What Golden Lotus/Song of the Morning is trying to do is escape their legal responsibilities as far as the dam is concerned. They hope that in removing the floodgates and power generating equipment that they will no longer be legally responsible for any future environmental damage that the remaining part of the impoundment may cause. I think they are acting on poor legal advice and are only concerned with their bottom line. As it is right now, they are legally responsible for any environmental damage the dam causes, even if that environmental damage was triggered by an act of nature, such as a heavy rainfall that would wash silt downstream.
Whatever their motivation is, Golden Lotus/Song of the Morning is once again trying to weasel out of a deal they signed off on. That led the PRCA and TU to file suit again to force Golden Lotus/Song of the Morning to live up to the agreement that had been worked out before. Just this week, 46th Circuit Court Judge Dennis Murphy ruled that removal really does mean removal, and that Golden Lotus/Song of the Morning must remove the entire dam, not just the mechanical portions of it.
For the Golden Lotus/Song of the Morning side of the story, here’s a link to a document they have posted on the web.
William Schlecte, attorney for Golden Lotus, said he will “vigorously appeal” Judge Murphy’s decision and continue to support the ranch’s two-phase approach.
Schlecte said the appeal could first go back to Judge Murphy, then eventually the Michigan Supreme Court, potentially taking years to resolve. He also said Golden Lotus is a nonprofit organization that does not have enough money to do an all-out removal right away. He characterized his client as being devoted to a lifestyle that is harmonious with nature.
Harmonious with nature?
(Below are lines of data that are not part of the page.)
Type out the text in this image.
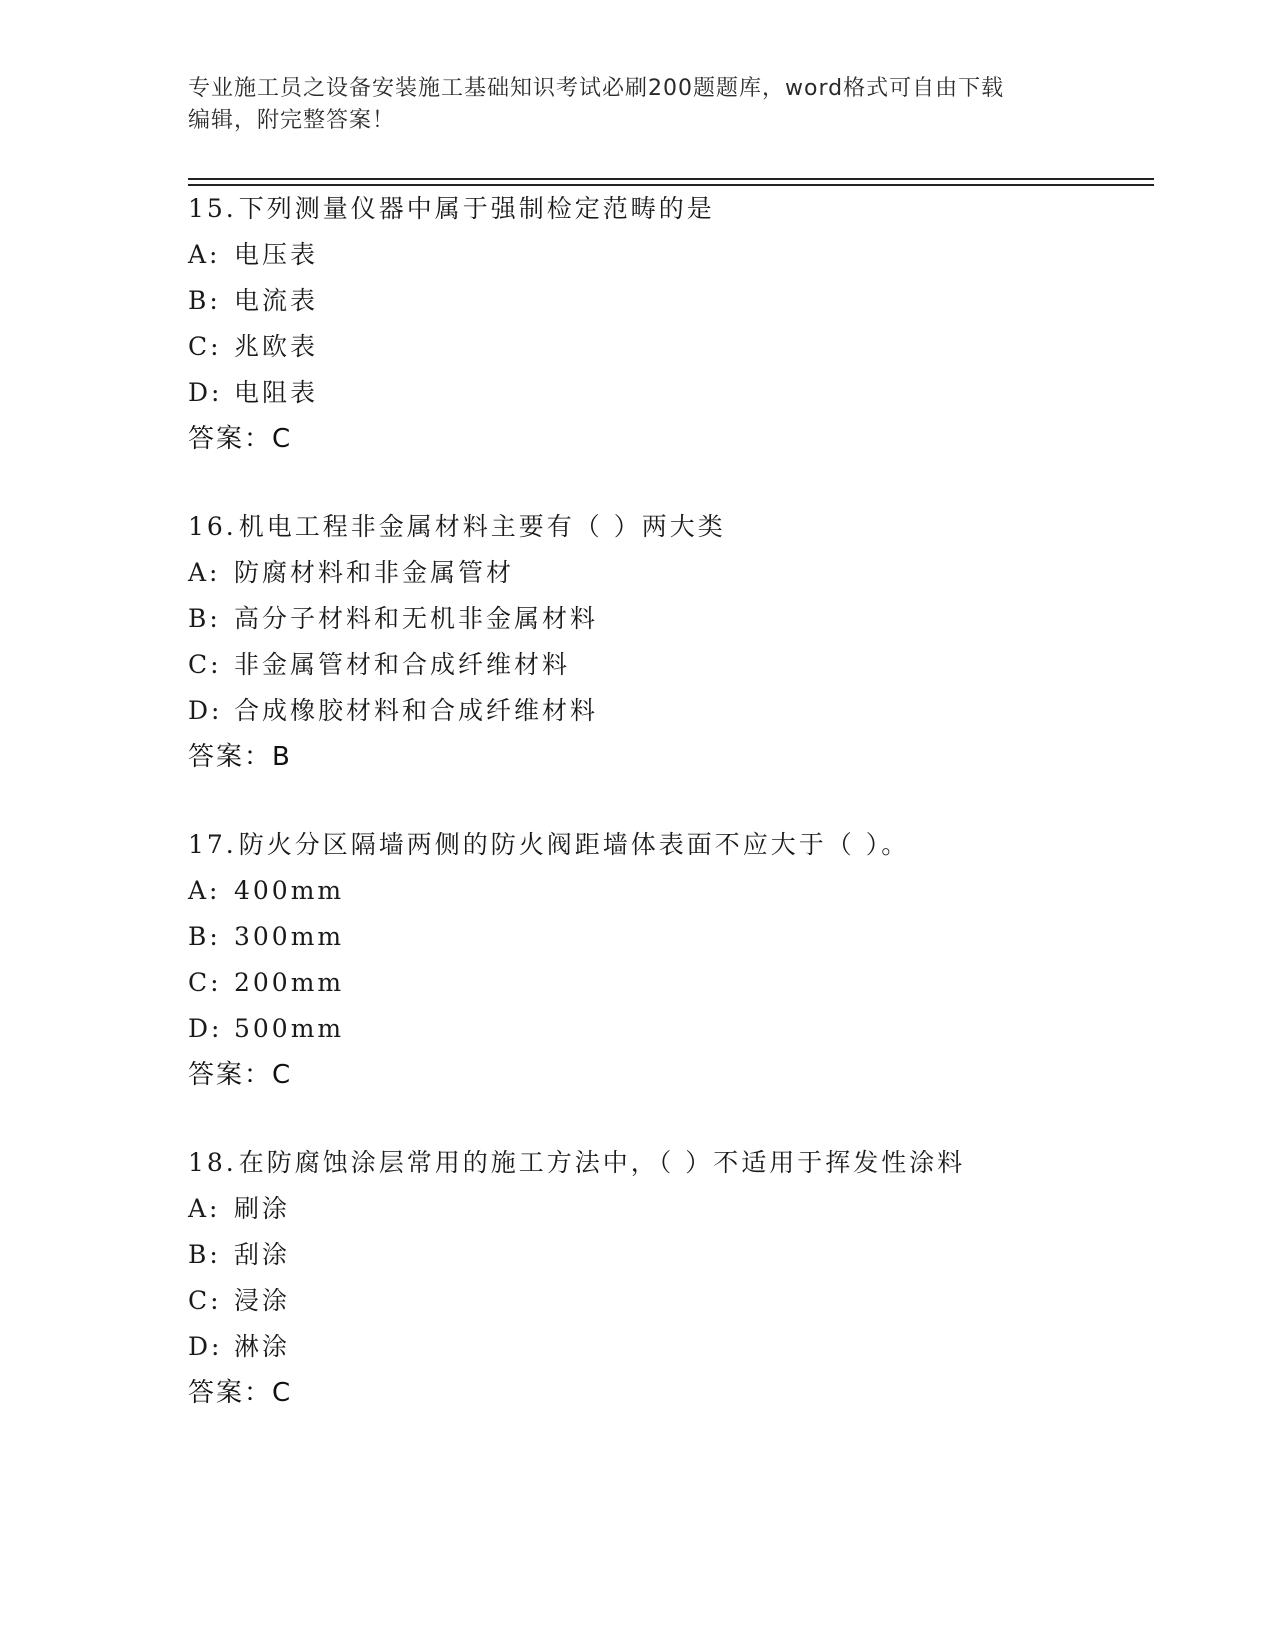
专业施工员之设备安装施工基础知识考试必刷200题题库，word格式可自由下载
编辑，附完整答案！
15.下列测量仪器中属于强制检定范畴的是
A: 电压表
B: 电流表
C: 兆欧表
D: 电阻表
答案：C
16.机电工程非金属材料主要有（ ）两大类
A: 防腐材料和非金属管材
B: 高分子材料和无机非金属材料
C: 非金属管材和合成纤维材料
D: 合成橡胶材料和合成纤维材料
答案：B
17.防火分区隔墙两侧的防火阀距墙体表面不应大于（ ）。
A: 400mm
B: 300mm
C: 200mm
D: 500mm
答案：C
18.在防腐蚀涂层常用的施工方法中，（ ）不适用于挥发性涂料
A: 刷涂
B: 刮涂
C: 浸涂
D: 淋涂
答案：C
That may be how Golden Lotus/Song of the Morning promotes itself to the well-heeled clientelle they hope to attract to their retreat, but their actions tell a different story. Paddle the pristine, nature-filled Pigeon River? Not after your client gets finished with it Mr. Schlecte, while most of the emphasis has been on the trout and other fish killed by your client, the truth is almost the entire aquatic ecosystem was wiped out for miles downstream of the dam your client controls. Not only were the fish killed, but also the insects, amphibians, and other lifeforms the fish eat, right down to the plankton that supports the entire ecosystem. Instead of the clear cool water that used to be the Pigeon, there is now the remnants of the silt lining the river bottom making it almost unrecognizable.
So your client is threatening to drag this out for years? Is that to give them more time to finish off the destruction they seem bent on inflicting on the river, Mr. Schlecte? Your client’s own document paints the dam and the associated pond as an ecological time bomb just waiting to explode for a fourth time.
Golden Lotus/Song of the Morning have proven they have no respect for the river or the environment. They have ignored DNR recommendations and orders in the past. They have ignored the warning systems they were ordered to install to prevent these events from happening. They have proven that they are incapable of operating the dam in a safe manner. They have compounded their mistakes in pathetic attempts to cover their tracks by closing the floodgates completely, hoping that they can refill the pond before any one notices the destruction they have wrought. It is time for the dam to go, NOW!
Court orders are all well and good, but we really can’t declare a victory for the Pigeon River until the dam is gone once and for all!